Title in the Peerage of England

Viscount Saye and Sele was a title in the Peerage of England. It was created on 7 July 1624 for William Fiennes, 8th Baron Saye and Sele, who thus became the 1st Viscount Saye and Sele. The title became extinct on the death of Richard Fiennes 6th Viscount on 29 July 1781.

==Succession==
Under James I of England, William Fiennes, the eighth Baron Saye and Sele, was created Viscount Saye and Sele in the Peerage of England, in 1624. On the death of his son, the second Viscount, the two titles separated. The barony fell into abeyance between the second Viscount's daughters Elizabeth, wife of John Twisleton, and Frances, wife of Andrew Ellis. It was later revived and is currently held by the Twisleton-Wykeham-Fiennes family, descendants of Cecil Fiennes, granddaughter of the second Viscount.

The Viscountcy could only be passed on to male heirs and was inherited by the second Viscount's nephew, the son of Nathaniel Fiennes, second son of the first Viscount. When the third Viscount's son, the fourth Viscount, died, he was succeeded by his cousin, the son of John Fiennes, third son of the first Viscount. The fifth Viscount was in his turn succeeded by another cousin. On the death of the sixth Viscount in 1781 there were no more male heirs left of the first Viscount, and the title became extinct.

==Viscounts Saye and Sele (1624 – 1781)==
- William Fiennes, 1st Viscount Saye and Sele, 8th Baron Saye and Sele (1582–1662)
- James Fiennes, 2nd Viscount Saye and Sele, 9th Baron Saye and Sele (c. 1603–1674) (eldest son) (barony abeyant 1674); succeeded in the viscountcy only by his brother Nathaniel's son
- William Fiennes, 3rd Viscount Saye and Sele (c. 1641–1698) (nephew)
- Nathaniel Fiennes, 4th Viscount Saye and Sele (1676–1710) (son)
- Laurence Fiennes, 5th Viscount Saye and Sele (c. 1690–1742) (cousin, son of Col. John Fiennes, 3rd son of 1st Viscount)
- Richard Fiennes, 6th Viscount Saye and Sele (1716–1781) (cousin, grandson of Richard Fiennes, 4th son of 1st Viscount)

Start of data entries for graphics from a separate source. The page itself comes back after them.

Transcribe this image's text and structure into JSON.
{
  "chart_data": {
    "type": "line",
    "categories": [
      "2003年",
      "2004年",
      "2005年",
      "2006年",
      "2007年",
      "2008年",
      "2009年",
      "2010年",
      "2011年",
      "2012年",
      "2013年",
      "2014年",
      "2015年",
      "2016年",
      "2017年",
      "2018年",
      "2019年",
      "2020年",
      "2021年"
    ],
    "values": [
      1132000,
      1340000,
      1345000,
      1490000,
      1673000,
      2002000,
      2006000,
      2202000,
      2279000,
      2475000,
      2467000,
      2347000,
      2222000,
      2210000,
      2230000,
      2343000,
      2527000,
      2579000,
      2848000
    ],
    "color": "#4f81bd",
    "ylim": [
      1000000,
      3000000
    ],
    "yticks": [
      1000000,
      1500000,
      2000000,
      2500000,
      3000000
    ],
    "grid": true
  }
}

==Family of First Viscount==
The family of the first Viscount includes:
- William Fiennes (1582 - 1662) 1st Viscount, 8th Baron Saye and Sale,
- James Fiennes (c1603 - 1673/74) 2nd Viscount, 9th Baron
married Frances Cecil daughter of Edward Cecil, 1st Viscount Wimbledon
- Elizabeth Fiennes (c1631 - 1674), married John Twisleton
- Cecil Twisleton (d 1713), married George Twisleton
- Frances Twisleton, married Andrew Ellis
- Cecily Ellis (d 1715) married William Fiennes, son of John Fiennes
- Nathaniel Fiennes (c1608 - 1669), 2nd son of 1st Viscount
- William Fiennes (c1641 - 1698) 3rd Viscount, married his first cousin Mary Fiennes
- Nathaniel Fiennes (1676 - 1709) 4th Viscount
- Celia Fiennes (1662 - 1741), pioneering traveller and writer
- John Fiennes, 3rd son of 1st Viscount
- Lawrence Fiennes (c1690 - 1742) 5th Viscount
- William Fiennes married Cicely Ellis
- Richard Fiennes, 4th son of 1st Viscount
- Mary Fiennes (c1653 - 1676), married her first cousin the 3rd Viscount
- Richard Fiennes (c1674 - 1722)
- Richard Fiennes (1716 - 1781) 6th Viscount
- Alice Fiennes, married John St Barbe
- Bridget Fiennes, married Theophilus Clinton, 4th Earl of Lincoln
- Constance Fiennes (d c1692), married Sir Francis Boynton, 2nd Baronet (1618–1695)
- Susannah Fiennes, married Thomas Erle, lawyer and politician
- Thomas Erle, army general and politician
- Elizabeth Fiennes, married Richard Norton of Southwick Park, landowner and politician
- Anne Fiennes, married Sir Charles Wolseley, 2nd Baronet, seven sons and ten daughters

==Parliament and Civil War==
The three eldest sons of the first Viscount served as Members of Parliament, James representing Banbury and then Oxfordshire, Nathaniel for Banbury and John for Morpeth. The first Viscount's family including sons-in-law took the side of the Parliamentarians in the English Civil War, but the Viscount argued against the execution of the king and this helped his position when the monarchy was restored in 1660.